Japan, with the highest personal incomes and standard of living in the world some 20 years ago, was the first advanced country to succomb to approximately 0% GDP growth. It was the first country to experience the stay-at-home bachelor -- either because he doesn't want the responsibility of marriage (and the expense of buying a house and a new stock of consumer goods) or because he was out of work. More recently, it is the same in Singapore (the present holder of the world record in personal income). Both countries are desperate and are making immense efforts to shake themselves out of their go-slow. Japan is now trying Keynesianism by printing gargantuan amounts of money -- something it promised not to do at the last G20 meeting -- while Singapore is going to relocate its vast docks infrastructure in order to build a new high-tech city.

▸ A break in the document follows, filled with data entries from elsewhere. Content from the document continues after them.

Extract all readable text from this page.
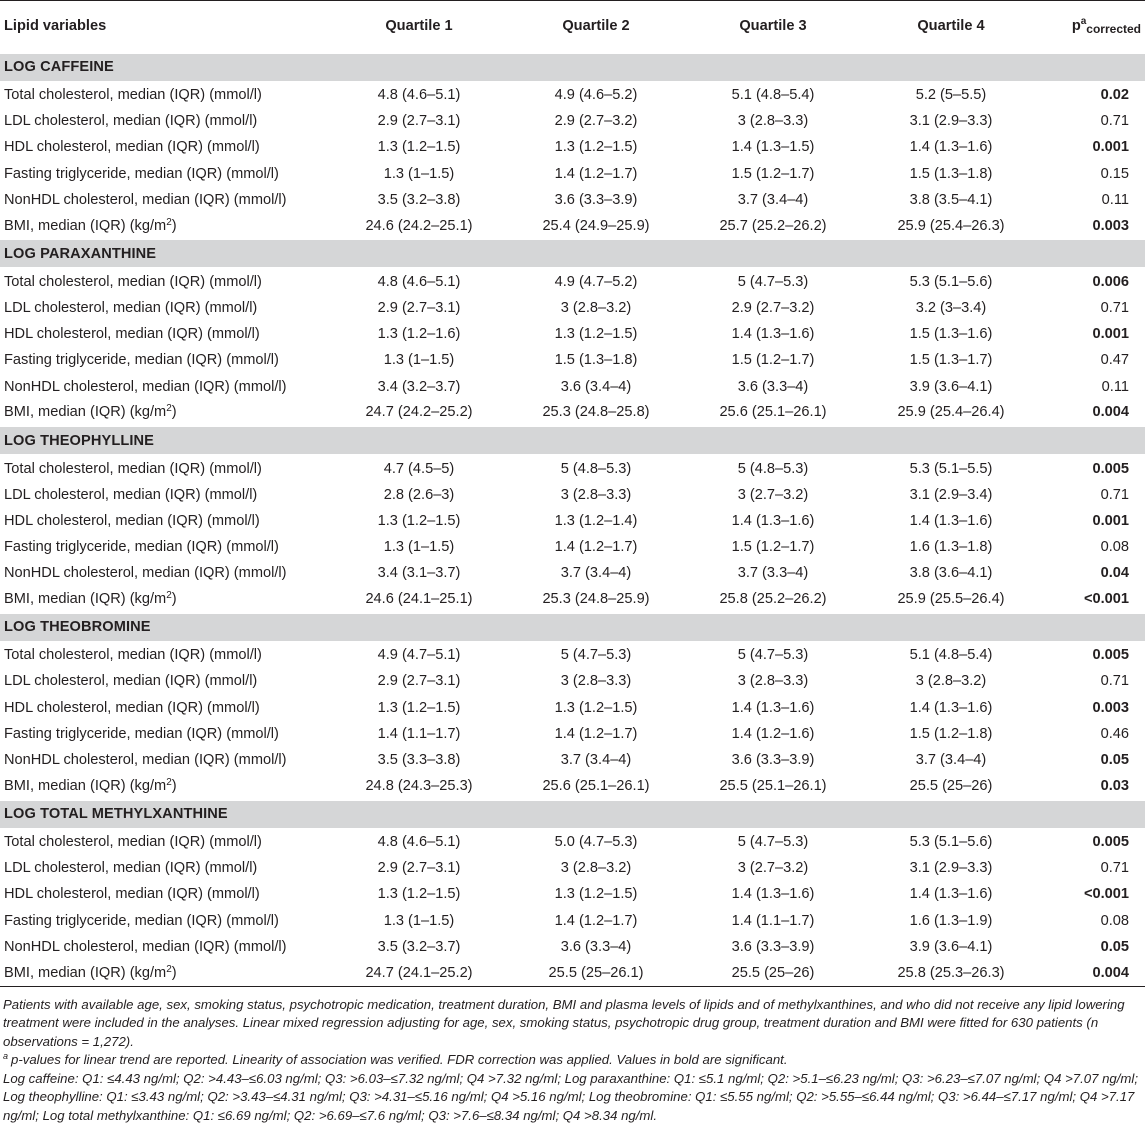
Lipid variables	Quartile 1	Quartile 2	Quartile 3	Quartile 4	$p^a_{corrected}$
LOG CAFFEINE					
Total cholesterol, median (IQR) (mmol/l)	4.8 (4.6–5.1)	4.9 (4.6–5.2)	5.1 (4.8–5.4)	5.2 (5–5.5)	0.02
LDL cholesterol, median (IQR) (mmol/l)	2.9 (2.7–3.1)	2.9 (2.7–3.2)	3 (2.8–3.3)	3.1 (2.9–3.3)	0.71
HDL cholesterol, median (IQR) (mmol/l)	1.3 (1.2–1.5)	1.3 (1.2–1.5)	1.4 (1.3–1.5)	1.4 (1.3–1.6)	0.001
Fasting triglyceride, median (IQR) (mmol/l)	1.3 (1–1.5)	1.4 (1.2–1.7)	1.5 (1.2–1.7)	1.5 (1.3–1.8)	0.15
NonHDL cholesterol, median (IQR) (mmol/l)	3.5 (3.2–3.8)	3.6 (3.3–3.9)	3.7 (3.4–4)	3.8 (3.5–4.1)	0.11
BMI, median (IQR) $(kg/m^2)$	24.6 (24.2–25.1)	25.4 (24.9–25.9)	25.7 (25.2–26.2)	25.9 (25.4–26.3)	0.003
LOG PARAXANTHINE					
Total cholesterol, median (IQR) (mmol/l)	4.8 (4.6–5.1)	4.9 (4.7–5.2)	5 (4.7–5.3)	5.3 (5.1–5.6)	0.006
LDL cholesterol, median (IQR) (mmol/l)	2.9 (2.7–3.1)	3 (2.8–3.2)	2.9 (2.7–3.2)	3.2 (3–3.4)	0.71
HDL cholesterol, median (IQR) (mmol/l)	1.3 (1.2–1.6)	1.3 (1.2–1.5)	1.4 (1.3–1.6)	1.5 (1.3–1.6)	0.001
Fasting triglyceride, median (IQR) (mmol/l)	1.3 (1–1.5)	1.5 (1.3–1.8)	1.5 (1.2–1.7)	1.5 (1.3–1.7)	0.47
NonHDL cholesterol, median (IQR) (mmol/l)	3.4 (3.2–3.7)	3.6 (3.4–4)	3.6 (3.3–4)	3.9 (3.6–4.1)	0.11
BMI, median (IQR) $(kg/m^2)$	24.7 (24.2–25.2)	25.3 (24.8–25.8)	25.6 (25.1–26.1)	25.9 (25.4–26.4)	0.004
LOG THEOPHYLLINE					
Total cholesterol, median (IQR) (mmol/l)	4.7 (4.5–5)	5 (4.8–5.3)	5 (4.8–5.3)	5.3 (5.1–5.5)	0.005
LDL cholesterol, median (IQR) (mmol/l)	2.8 (2.6–3)	3 (2.8–3.3)	3 (2.7–3.2)	3.1 (2.9–3.4)	0.71
HDL cholesterol, median (IQR) (mmol/l)	1.3 (1.2–1.5)	1.3 (1.2–1.4)	1.4 (1.3–1.6)	1.4 (1.3–1.6)	0.001
Fasting triglyceride, median (IQR) (mmol/l)	1.3 (1–1.5)	1.4 (1.2–1.7)	1.5 (1.2–1.7)	1.6 (1.3–1.8)	0.08
NonHDL cholesterol, median (IQR) (mmol/l)	3.4 (3.1–3.7)	3.7 (3.4–4)	3.7 (3.3–4)	3.8 (3.6–4.1)	0.04
BMI, median (IQR) $(kg/m^2)$	24.6 (24.1–25.1)	25.3 (24.8–25.9)	25.8 (25.2–26.2)	25.9 (25.5–26.4)	<0.001
LOG THEOBROMINE					
Total cholesterol, median (IQR) (mmol/l)	4.9 (4.7–5.1)	5 (4.7–5.3)	5 (4.7–5.3)	5.1 (4.8–5.4)	0.005
LDL cholesterol, median (IQR) (mmol/l)	2.9 (2.7–3.1)	3 (2.8–3.3)	3 (2.8–3.3)	3 (2.8–3.2)	0.71
HDL cholesterol, median (IQR) (mmol/l)	1.3 (1.2–1.5)	1.3 (1.2–1.5)	1.4 (1.3–1.6)	1.4 (1.3–1.6)	0.003
Fasting triglyceride, median (IQR) (mmol/l)	1.4 (1.1–1.7)	1.4 (1.2–1.7)	1.4 (1.2–1.6)	1.5 (1.2–1.8)	0.46
NonHDL cholesterol, median (IQR) (mmol/l)	3.5 (3.3–3.8)	3.7 (3.4–4)	3.6 (3.3–3.9)	3.7 (3.4–4)	0.05
BMI, median (IQR) $(kg/m^2)$	24.8 (24.3–25.3)	25.6 (25.1–26.1)	25.5 (25.1–26.1)	25.5 (25–26)	0.03
LOG TOTAL METHYLXANTHINE					
Total cholesterol, median (IQR) (mmol/l)	4.8 (4.6–5.1)	5.0 (4.7–5.3)	5 (4.7–5.3)	5.3 (5.1–5.6)	0.005
LDL cholesterol, median (IQR) (mmol/l)	2.9 (2.7–3.1)	3 (2.8–3.2)	3 (2.7–3.2)	3.1 (2.9–3.3)	0.71
HDL cholesterol, median (IQR) (mmol/l)	1.3 (1.2–1.5)	1.3 (1.2–1.5)	1.4 (1.3–1.6)	1.4 (1.3–1.6)	<0.001
Fasting triglyceride, median (IQR) (mmol/l)	1.3 (1–1.5)	1.4 (1.2–1.7)	1.4 (1.1–1.7)	1.6 (1.3–1.9)	0.08
NonHDL cholesterol, median (IQR) (mmol/l)	3.5 (3.2–3.7)	3.6 (3.3–4)	3.6 (3.3–3.9)	3.9 (3.6–4.1)	0.05
BMI, median (IQR) $(kg/m^2)$	24.7 (24.1–25.2)	25.5 (25–26.1)	25.5 (25–26)	25.8 (25.3–26.3)	0.004

Patients with available age, sex, smoking status, psychotropic medication, treatment duration, BMI and plasma levels of lipids and of methylxanthines, and who did not receive any lipid lowering treatment were included in the analyses. Linear mixed regression adjusting for age, sex, smoking status, psychotropic drug group, treatment duration and BMI were fitted for 630 patients (n observations = 1,272).

$^a$ p-values for linear trend are reported. Linearity of association was verified. FDR correction was applied. Values in bold are significant.

Log caffeine: Q1: ≤4.43 ng/ml; Q2: >4.43–≤6.03 ng/ml; Q3: >6.03–≤7.32 ng/ml; Q4 >7.32 ng/ml; Log paraxanthine: Q1: ≤5.1 ng/ml; Q2: >5.1–≤6.23 ng/ml; Q3: >6.23–≤7.07 ng/ml; Q4 >7.07 ng/ml; Log theophylline: Q1: ≤3.43 ng/ml; Q2: >3.43–≤4.31 ng/ml; Q3: >4.31–≤5.16 ng/ml; Q4 >5.16 ng/ml; Log theobromine: Q1: ≤5.55 ng/ml; Q2: >5.55–≤6.44 ng/ml; Q3: >6.44–≤7.17 ng/ml; Q4 >7.17 ng/ml; Log total methylxanthine: Q1: ≤6.69 ng/ml; Q2: >6.69–≤7.6 ng/ml; Q3: >7.6–≤8.34 ng/ml; Q4 >8.34 ng/ml.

We in Europe and America blame our near-0% GDP growth on the 2008 credit crunch. But there were already more than a few signs of something going seriously wrong in our economies. Excluding the 10% of the population with high and rising incomes, the mean earnings of the rest of the population has been going down for the last 15 years. Even before then a married couple could only survive if both of them worked. Not only that, they couldn't afford more than one or two children; they were also increasingly parking their aged parents in sometimes atrocious governmental nursing homes instead of keeping them at home.

Does all this mean gloom? Not at all. Due to the increasing amount of research in the evolutionary life sciences -- genetics and neuroscience in particular -- we can expect a great expansion in service industries such as health care and education in due course. But if we're not making new wonder goods where is the profit incentive to come from? Where will subsequent investment come from? The answer lies in the most important economic sector of them all. This is energy. The corporation, or megametropolis or even small country that makes its infrastructure and its existing production methods steadily more efficient in energy use from year to year will be gaining a profit and thus able to invest further. This would only be very slight, insufficient to attract most of our present sort of entrepreneurs, but sufficient to be moving forward. Economic growth in the future might only be 0.1% per year and this will require community effort and community reward. Will innovations disappear? Of course not. The true innovator, be he poet or engineer, artist or businessman, composer or scientist, searches for its own sake, not for reward. The era of the super-rich will be over. The post-industrial era -- if we survive the chaotic financial mess that we're in now -- will be a sort of new socialism that's not imposed from above.